There are 4 specific situations covered separately by your signature on this Agreement:

  1. Periodic consultation with mental health colleagues, all of whom are legally bound to maintain confidentiality.
  2. Communication with your insurance company, at your request. The information I submit pursuant to your claims will become part of the insurance company’s files, which I have no control over.
  3. Communication for protection. If you threaten to harm yourself, I may be obligated to contact family members or others who can help provide protection. 

There are some situations where I am permitted or required to disclose information without your consent:

  1. Court order. If you are involved in a court proceeding and a request is made for information concerning your treatment, I will not disclose that information without your consent, unless there is a court order to do so. 
  2. Legal complaint. If you file a complaint or lawsuit against me, I may disclose relevant information to defend myself.
  3. It is important that we discuss any questions or concerns you may have about confidentiality. Please feel free to bring these up with me.
V. Cost of Professional Services and Payment

Payment is due in full the day of the session. You may pay through PayPal by sending to Or, you can pay by credit card, if requested.

Billing rate:

Therapy hour (50-60 minutes)

  • $150

Missed appointments

  • $150 (see above)

Phone calls >15 minutes

  • $150 (prorated/hour))

Report Writing

  • $150

VI. Insurance Reimbursement

I am not in-network with any insurance providers and I do not personally file claims for insurance reimbursement.
However, if you wish to file a claim for insurance reimbursement, I will send a monthly invoice which includes a diagnosis, date of service, and fees assessed. It is your responsibility to determine the limits of your insurance and to secure whatever authorizations might be needed.

Please notify the insurance company, when you submit a claim, that the fee has already been paid by you and you wish to be paid directly for the reimbursement. Otherwise, they will send the reimbursement check directly to me.

VII. Phone, Email and Text Communication

When issues arise or a crisis occurs it is sometimes necessary to have telephone contact between sessions. Please keep telephone contacts brief, if possible, and address treatment issues during your regularly scheduled therapy session. Telephone calls exceeding 15 minutes will be prorated according to the regular session fee. Note that this charge is not reimbursed by your insurance provider.

If you choose to email me from your personal email account or by text, please limit the contents to issues such as cancellation or change in appointment time. Email and text messages are not guaranteed confidential. If you choose to communicate with me this way, please understand that I cannot guarantee that these modes of communication are confidential.

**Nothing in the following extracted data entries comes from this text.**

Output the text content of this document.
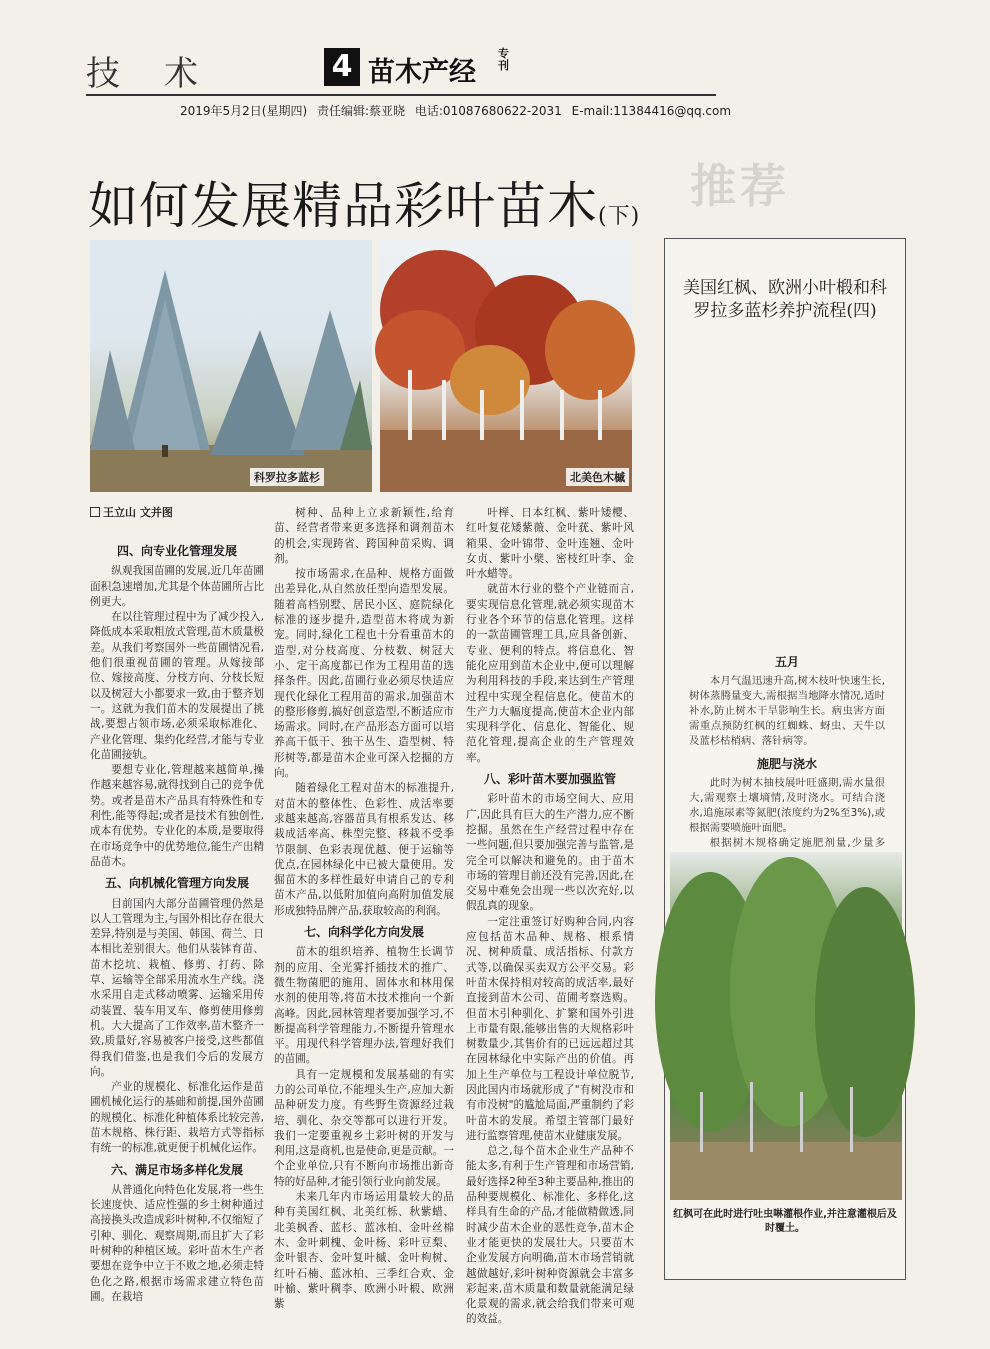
技术	4 苗木产经
专刊
2019年5月2日(星期四) 责任编辑:蔡亚晓 电话:01087680622-2031 E-mail:11384416@qq.com
推荐
如何发展精品彩叶苗木(下)
科罗拉多蓝杉	北美色木槭
王立山 文并图
四、向专业化管理发展

纵观我国苗圃的发展,近几年苗圃面积急速增加,尤其是个体苗圃所占比例更大。

在以往管理过程中为了减少投入,降低成本采取粗放式管理,苗木质量极差。从我们考察国外一些苗圃情况看,他们很重视苗圃的管理。从嫁接部位、嫁接高度、分枝方向、分枝长短以及树冠大小都要求一致,由于整齐划一。这就为我们苗木的发展提出了挑战,要想占领市场,必须采取标准化、产业化管理、集约化经营,才能与专业化苗圃接轨。

要想专业化,管理越来越简单,操作越来越容易,就得找到自己的竞争优势。或者是苗木产品具有特殊性和专利性,能等得起;或者是技术有独创性,成本有优势。专业化的本质,是要取得在市场竞争中的优势地位,能生产出精品苗木。

五、向机械化管理方向发展

目前国内大部分苗圃管理仍然是以人工管理为主,与国外相比存在很大差异,特别是与美国、韩国、荷兰、日本相比差别很大。他们从装钵育苗、苗木挖坑、栽植、修剪、打药、除草、运输等全部采用流水生产线。浇水采用自走式移动喷雾、运输采用传动装置、装车用叉车、修剪使用修剪机。大大提高了工作效率,苗木整齐一致,质量好,容易被客户接受,这些都值得我们借鉴,也是我们今后的发展方向。

产业的规模化、标准化运作是苗圃机械化运行的基础和前提,国外苗圃的规模化、标准化种植体系比较完善,苗木规格、株行距、栽培方式等指标有统一的标准,就更便于机械化运作。

六、满足市场多样化发展

从普通化向特色化发展,将一些生长速度快、适应性强的乡土树种通过高接换头改造成彩叶树种,不仅缩短了引种、驯化、观察周期,而且扩大了彩叶树种的种植区域。彩叶苗木生产者要想在竞争中立于不败之地,必须走特色化之路,根据市场需求建立特色苗圃。在栽培

树种、品种上立求新颖性,给育苗、经营者带来更多选择和调剂苗木的机会,实现跨省、跨国种苗采购、调剂。

按市场需求,在品种、规格方面做出差异化,从自然放任型向造型发展。随着高档别墅、居民小区、庭院绿化标准的逐步提升,造型苗木将成为新宠。同时,绿化工程也十分看重苗木的造型,对分枝高度、分枝数、树冠大小、定干高度都已作为工程用苗的选择条件。因此,苗圃行业必须尽快适应现代化绿化工程用苗的需求,加强苗木的整形修剪,搞好创意造型,不断适应市场需求。同时,在产品形态方面可以培养高干低干、独干丛生、造型树、特形树等,都是苗木企业可深入挖掘的方向。

随着绿化工程对苗木的标准提升,对苗木的整体性、色彩性、成活率要求越来越高,容器苗具有根系发达、移栽成活率高、株型完整、移栽不受季节限制、色彩表现优越、便于运输等优点,在园林绿化中已被大量使用。发掘苗木的多样性最好申请自己的专利苗木产品,以低附加值向高附加值发展形成独特品牌产品,获取较高的利润。

七、向科学化方向发展

苗木的组织培养、植物生长调节剂的应用、全光雾扦插技术的推广、微生物菌肥的施用、固体水和林用保水剂的使用等,将苗木技术推向一个新高峰。因此,园林管理者要加强学习,不断提高科学管理能力,不断提升管理水平。用现代科学管理办法,管理好我们的苗圃。

具有一定规模和发展基础的有实力的公司单位,不能埋头生产,应加大新品种研发力度。有些野生资源经过栽培、驯化、杂交等都可以进行开发。我们一定要重视乡土彩叶树的开发与利用,这是商机,也是使命,更是贡献。一个企业单位,只有不断向市场推出新奇特的好品种,才能引领行业向前发展。

未来几年内市场运用量较大的品种有美国红枫、北美红栎、秋紫蜡、北美枫香、蓝杉、蓝冰柏、金叶丝棉木、金叶刺槐、金叶杨、彩叶豆梨、金叶银杏、金叶复叶槭、金叶枸树、红叶石楠、蓝冰柏、三季红合欢、金叶榆、紫叶稠李、欧洲小叶椴、欧洲紫

叶榉、日本红枫、紫叶矮樱、红叶复花矮紫薇、金叶莸、紫叶风箱果、金叶锦带、金叶连翘、金叶女贞、紫叶小檗、密枝红叶李、金叶水蜡等。

就苗木行业的整个产业链而言,要实现信息化管理,就必须实现苗木行业各个环节的信息化管理。这样的一款苗圃管理工具,应具备创新、专业、便利的特点。将信息化、智能化应用到苗木企业中,便可以理解为利用科技的手段,来达到生产管理过程中实现全程信息化。使苗木的生产力大幅度提高,使苗木企业内部实现科学化、信息化、智能化、规范化管理,提高企业的生产管理效率。

八、彩叶苗木要加强监管

彩叶苗木的市场空间大、应用广,因此具有巨大的生产潜力,应不断挖掘。虽然在生产经营过程中存在一些问题,但只要加强完善与监管,是完全可以解决和避免的。由于苗木市场的管理目前还没有完善,因此,在交易中难免会出现一些以次充好,以假乱真的现象。

一定注重签订好购种合同,内容应包括苗木品种、规格、根系情况、树种质量、成活指标、付款方式等,以确保买卖双方公平交易。彩叶苗木保持相对较高的成活率,最好直接到苗木公司、苗圃考察选购。但苗木引种驯化、扩繁和国外引进上市量有限,能够出售的大规格彩叶树数量少,其售价有的已远远超过其在园林绿化中实际产出的价值。再加上生产单位与工程设计单位脱节,因此国内市场就形成了"有树没市和有市没树"的尴尬局面,严重制约了彩叶苗木的发展。希望主管部门最好进行监察管理,使苗木业健康发展。

总之,每个苗木企业生产品种不能太多,有利于生产管理和市场营销,最好选择2种至3种主要品种,推出的品种要规模化、标准化、多样化,这样具有生命的产品,才能做精做透,同时减少苗木企业的恶性竞争,苗木企业才能更快的发展壮大。只要苗木企业发展方向明确,苗木市场营销就越做越好,彩叶树种资源就会丰富多彩起来,苗木质量和数量就能满足绿化景观的需求,就会给我们带来可观的效益。

美国红枫、欧洲小叶椴和科罗拉多蓝杉养护流程(四)
五月

本月气温迅速升高,树木枝叶快速生长,树体蒸腾量变大,需根据当地降水情况,适时补水,防止树木干旱影响生长。病虫害方面需重点预防红枫的红蜘蛛、蚜虫、天牛以及蓝杉枯梢病、落针病等。

施肥与浇水

此时为树木抽枝展叶旺盛期,需水量很大,需观察土壤墒情,及时浇水。可结合浇水,追施尿素等氮肥(浓度约为2%至3%),或根据需要喷施叶面肥。

根据树木规格确定施肥剂量,少量多

红枫可在此时进行吐虫啉灌根作业,并注意灌根后及时覆土。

VIII. Professional Records

I do not create treatment notes during each session. However, I do keep records for no more than 7 years of basic information such as date and time of treatment, age, address, phone number, medications, and pertinent information. I also keep records of any other written or electronic information I received from or about you.

If the session is recorded, I will send you a copy and keep these recordings on file. I will provide a brief summary of your treatment history if required by court order or if you request this for other reasons. If you wish to see a copy of your records, I recommend that you review them with me so that we can discuss the content.

IX. Conflict of Interest

From time to time, actual or potential conflict of interest may arise. If I become aware of a conflict of interest in providing treatment to you, I may be required to refer you to another therapist. Regardless of the existence of conflict of interest, you can be assured that any information will remain confidential.

X. Concerns or Complaints

If you have any concerns or complaints, please do not hesitate to raise them with me. I am open to all concerns and am happy to address any questions that you have.